Y allí comienza una cadena de nombres que merece una explicación
pública.
LP MARKETING Y UN FUNCIONARIO DEL IPD
De acuerdo con la información registral revisada, Gerardo Manuel Durán Pérez aparece vinculado a LP Marketing. El mismo personaje ocupa actualmente la presidencia del Comité Regional del Instituto Peruano del Deporte (IPD) en Ayacucho.
Es importante precisar que el hecho de tener una empresa privada y ejercer un cargo público no constituye automáticamente una infracción.
Sin embargo, en pleno proceso electoral, una empresa vinculada a quien ejerce una función pública participa en la elaboración de encuestas de intención de voto que posteriormente son difundidas públicamente, ese sí es el detalle.

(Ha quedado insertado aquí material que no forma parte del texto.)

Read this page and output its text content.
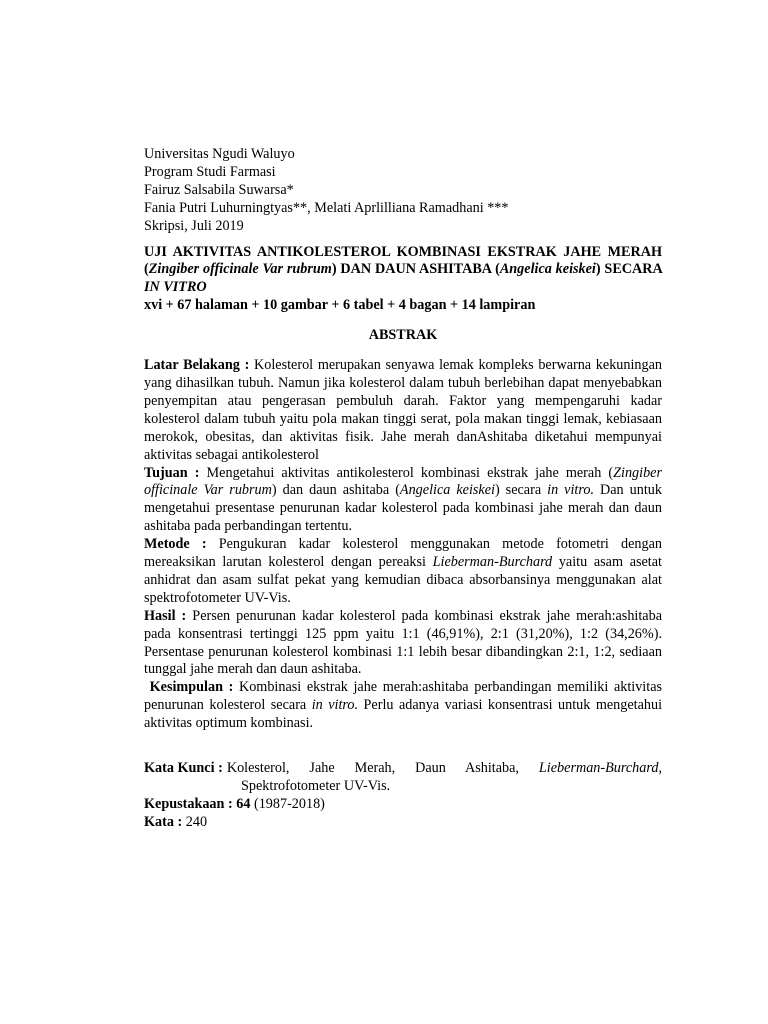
Universitas Ngudi Waluyo
Program Studi Farmasi
Fairuz Salsabila Suwarsa*
Fania Putri Luhurningtyas**, Melati Aprlilliana Ramadhani ***
Skripsi, Juli 2019
UJI AKTIVITAS ANTIKOLESTEROL KOMBINASI EKSTRAK JAHE MERAH (Zingiber officinale Var rubrum) DAN DAUN ASHITABA (Angelica keiskei) SECARA IN VITRO
xvi + 67 halaman + 10 gambar + 6 tabel + 4 bagan + 14 lampiran
ABSTRAK
Latar Belakang : Kolesterol merupakan senyawa lemak kompleks berwarna kekuningan yang dihasilkan tubuh. Namun jika kolesterol dalam tubuh berlebihan dapat menyebabkan penyempitan atau pengerasan pembuluh darah. Faktor yang mempengaruhi kadar kolesterol dalam tubuh yaitu pola makan tinggi serat, pola makan tinggi lemak, kebiasaan merokok, obesitas, dan aktivitas fisik. Jahe merah danAshitaba diketahui mempunyai aktivitas sebagai antikolesterol
Tujuan : Mengetahui aktivitas antikolesterol kombinasi ekstrak jahe merah (Zingiber officinale Var rubrum) dan daun ashitaba (Angelica keiskei) secara in vitro. Dan untuk mengetahui presentase penurunan kadar kolesterol pada kombinasi jahe merah dan daun ashitaba pada perbandingan tertentu.
Metode : Pengukuran kadar kolesterol menggunakan metode fotometri dengan mereaksikan larutan kolesterol dengan pereaksi Lieberman-Burchard yaitu asam asetat anhidrat dan asam sulfat pekat yang kemudian dibaca absorbansinya menggunakan alat spektrofotometer UV-Vis.
Hasil : Persen penurunan kadar kolesterol pada kombinasi ekstrak jahe merah:ashitaba pada konsentrasi tertinggi 125 ppm yaitu 1:1 (46,91%), 2:1 (31,20%), 1:2 (34,26%). Persentase penurunan kolesterol kombinasi 1:1 lebih besar dibandingkan 2:1, 1:2, sediaan tunggal jahe merah dan daun ashitaba.
Kesimpulan : Kombinasi ekstrak jahe merah:ashitaba perbandingan memiliki aktivitas penurunan kolesterol secara in vitro. Perlu adanya variasi konsentrasi untuk mengetahui aktivitas optimum kombinasi.
Kata Kunci : Kolesterol, Jahe Merah, Daun Ashitaba, Lieberman-Burchard,
Spektrofotometer UV-Vis.
Kepustakaan : 64 (1987-2018)
Kata : 240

Por ello, más allá de la legalidad formal, resulta legítimo preguntar por la transparencia, la imparcialidad y los eventuales conflictos de interés.

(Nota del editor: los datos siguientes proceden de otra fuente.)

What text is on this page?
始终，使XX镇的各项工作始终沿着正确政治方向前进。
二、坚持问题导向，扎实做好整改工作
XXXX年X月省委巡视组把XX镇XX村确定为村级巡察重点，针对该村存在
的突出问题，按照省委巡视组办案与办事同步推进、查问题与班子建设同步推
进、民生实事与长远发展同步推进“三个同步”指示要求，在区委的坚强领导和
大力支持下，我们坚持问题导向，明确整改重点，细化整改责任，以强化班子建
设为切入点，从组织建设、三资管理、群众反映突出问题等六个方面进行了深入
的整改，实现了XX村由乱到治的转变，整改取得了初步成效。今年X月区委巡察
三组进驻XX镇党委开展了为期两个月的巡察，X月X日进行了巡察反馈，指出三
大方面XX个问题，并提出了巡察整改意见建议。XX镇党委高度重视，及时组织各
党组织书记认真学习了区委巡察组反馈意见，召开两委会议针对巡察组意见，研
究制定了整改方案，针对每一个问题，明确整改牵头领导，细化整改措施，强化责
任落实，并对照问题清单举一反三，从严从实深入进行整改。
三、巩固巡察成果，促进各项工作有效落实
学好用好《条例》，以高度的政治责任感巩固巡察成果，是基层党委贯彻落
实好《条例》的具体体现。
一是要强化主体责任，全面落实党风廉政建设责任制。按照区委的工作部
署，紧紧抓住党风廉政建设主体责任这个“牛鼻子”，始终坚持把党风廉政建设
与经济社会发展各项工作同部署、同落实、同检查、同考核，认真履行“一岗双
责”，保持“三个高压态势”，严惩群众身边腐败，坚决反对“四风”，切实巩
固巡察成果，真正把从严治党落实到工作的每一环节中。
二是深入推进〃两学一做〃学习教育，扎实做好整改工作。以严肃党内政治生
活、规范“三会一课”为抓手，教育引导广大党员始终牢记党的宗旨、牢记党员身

Pero hay un dato adicional que merece ser puesto sobre la mesa. Durán Pérez fue propuesto para ocupar la presidencia del Comité Regional del Instituto Peruano del Deporte (IPD) en Ayacucho durante la actual gestión regional, encabezada por Wilfredo Oscorima, cuando Eduardo Huacoto Díaz se desempeñaba como gerente general.
En las designaciones políticas, las coincidencias tampoco pueden pasar inadvertidas.

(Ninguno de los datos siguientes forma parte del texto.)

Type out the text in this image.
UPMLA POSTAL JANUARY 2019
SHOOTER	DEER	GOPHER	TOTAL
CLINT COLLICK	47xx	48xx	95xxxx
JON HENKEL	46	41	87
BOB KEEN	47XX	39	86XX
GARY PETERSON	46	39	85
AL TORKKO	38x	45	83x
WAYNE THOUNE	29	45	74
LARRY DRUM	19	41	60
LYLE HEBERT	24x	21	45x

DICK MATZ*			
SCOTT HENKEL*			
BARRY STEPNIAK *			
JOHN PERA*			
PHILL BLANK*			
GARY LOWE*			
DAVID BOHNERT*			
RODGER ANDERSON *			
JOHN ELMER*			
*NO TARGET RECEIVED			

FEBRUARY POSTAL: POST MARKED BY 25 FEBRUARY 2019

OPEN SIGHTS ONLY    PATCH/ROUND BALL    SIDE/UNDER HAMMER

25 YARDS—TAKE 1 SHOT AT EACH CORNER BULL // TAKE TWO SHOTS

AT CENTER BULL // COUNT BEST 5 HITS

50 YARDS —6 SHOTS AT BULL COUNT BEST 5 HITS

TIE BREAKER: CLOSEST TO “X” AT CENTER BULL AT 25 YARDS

PUBLIK EIRL: EL NOMBRE QUE APARECE EN LA FICHA TÉCNICA
La ficha técnica señala expresamente a Publik EIRL como empresa solicitante y financiadora de la encuesta. Al revisar la información empresarial disponible, Publik EIRL aparece vinculada a Jackson Malca Alarcón.
El nombre adquiere relevancia por su parentesco —es hermano— con Jonathan Malca Alarcón, quien ha participado políticamente junto a Wilfredo Oscorima en anteriores campañas electorales y que actualmente, según su propia confirmación, trabaja en la campaña de Eduardo Huacoto Díaz.
Esta conexión no demuestra que Eduardo Huacoto haya financiado la encuesta, ni tampoco que Wilfredo Oscorima haya puesto dinero para realizarla. Pero sí genera una pregunta inevitable: ¿POR QUÉ PUBLIK EIRL SOLICITÓ Y FINANCIÓ UNA ENCUESTA ELECTORAL SOBRE AYACUCHO? Y, sobre todo: ¿DE DÓNDE SALIÓ EL DINERO? ¿FUE BANCARIZADO?
LA VERSIÓN DE JACKSON MALCAEnsartes buscó la versión de Jackson Malca Alarcón, quien explicó el origen del estudio. Según Malca, la encuesta fue solicitada por una marca nacional de billetera digital que tiene previsto ingresar al mercado de Ayacucho, Tarapoto y Lima.
El empresario explicó que dicha empresa requería información sobre los mercados a los que pretende ingresar y que, dentro del estudio, también necesitaba conocer el contexto político de las ciudades evaluadas.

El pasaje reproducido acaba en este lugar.